Todo mundo sabe que o uso do protetor solar é muito importante para a prevenção do câncer de pele, e justamente por isso é intenso o debate acerca de como tornar o produto mais acessível a todos os brasileiros. Uma investigação mais de perto no assunto explica bem como a burocracia e o excesso de regulamentação do nosso país atrapalham a resolução dos problemas nacionais.

O protetor solar é categorizado, no Brasil, como cosmético. A discussão sobre como tornar o produto mais acessível passa, quase sempre, pela proposição de que, dada sua importância na prevenção do câncer de pele – doença grave que deve afetar, em 2016, 200 mil brasileiros-, ele deveria ser considerado um medicamento. Os partidários dessa corrente alegam que a mudança na classificação do produto ressaltaria sua importância como instrumento de saúde, incentivando seu uso e facilitando sua distribuição gratuita pelo SUS, o Sistema Único de Saúde. Além disso, como os impostos sobre medicamentos são menores, o produto ficaria mais barato para o público em geral. A ideia realmente parece fazer todo o sentido.

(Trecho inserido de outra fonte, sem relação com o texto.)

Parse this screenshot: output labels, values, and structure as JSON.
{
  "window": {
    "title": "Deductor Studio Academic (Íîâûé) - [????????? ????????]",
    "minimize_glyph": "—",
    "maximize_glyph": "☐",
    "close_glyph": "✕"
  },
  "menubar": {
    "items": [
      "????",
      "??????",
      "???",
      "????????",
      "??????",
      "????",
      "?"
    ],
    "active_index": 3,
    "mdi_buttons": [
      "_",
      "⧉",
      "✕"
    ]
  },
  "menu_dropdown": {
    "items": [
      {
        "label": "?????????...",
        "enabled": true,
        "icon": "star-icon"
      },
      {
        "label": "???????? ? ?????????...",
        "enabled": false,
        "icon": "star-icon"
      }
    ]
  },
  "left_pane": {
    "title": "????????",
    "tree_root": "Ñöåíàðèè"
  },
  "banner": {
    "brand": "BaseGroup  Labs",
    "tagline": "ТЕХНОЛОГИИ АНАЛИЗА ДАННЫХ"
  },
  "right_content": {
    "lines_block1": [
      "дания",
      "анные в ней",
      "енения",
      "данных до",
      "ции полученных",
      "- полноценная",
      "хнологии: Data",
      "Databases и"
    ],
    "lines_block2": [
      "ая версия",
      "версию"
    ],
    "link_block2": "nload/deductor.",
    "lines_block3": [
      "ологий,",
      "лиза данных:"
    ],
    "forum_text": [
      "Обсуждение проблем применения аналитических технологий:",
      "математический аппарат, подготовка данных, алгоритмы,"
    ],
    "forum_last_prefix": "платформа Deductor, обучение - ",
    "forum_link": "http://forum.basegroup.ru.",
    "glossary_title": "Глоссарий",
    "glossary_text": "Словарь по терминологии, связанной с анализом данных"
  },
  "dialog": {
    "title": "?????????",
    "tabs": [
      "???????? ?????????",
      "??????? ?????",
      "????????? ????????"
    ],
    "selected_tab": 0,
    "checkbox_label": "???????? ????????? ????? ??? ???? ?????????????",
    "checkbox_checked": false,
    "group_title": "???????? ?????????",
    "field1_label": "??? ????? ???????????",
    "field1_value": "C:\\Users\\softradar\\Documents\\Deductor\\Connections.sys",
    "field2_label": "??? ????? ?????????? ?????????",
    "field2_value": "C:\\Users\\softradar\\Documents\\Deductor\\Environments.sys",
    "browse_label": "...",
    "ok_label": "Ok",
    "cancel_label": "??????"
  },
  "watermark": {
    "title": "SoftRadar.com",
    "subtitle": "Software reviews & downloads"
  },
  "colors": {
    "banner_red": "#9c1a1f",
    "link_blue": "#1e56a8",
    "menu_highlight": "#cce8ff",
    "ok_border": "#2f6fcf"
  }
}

Mas estamos no Brasil, com seu excesso de regulamentação. Pela legislação brasileira, produtos enquadrados como medicamentos, quaisquer que sejam, só podem ser vendidos em farmácias ou drogarias; acontece que só 20% do total de protetores solares vendidos no país são comprados em farmácias. A distribuição dos outros 80%, que hoje é feita em estabelecimentos como supermercados e lojas de conveniência, ficaria então comprometida. Mais: como medicamento, o produto ficaria sujeito a orientação médica, e, apesar de todos os médicos concordarem que seu uso é fundamental para evitar o câncer de pele, produtos sujeitos a orientação médica tem restrições acerca de publicidade, o que seria mais um obstáculo à conscientização da população.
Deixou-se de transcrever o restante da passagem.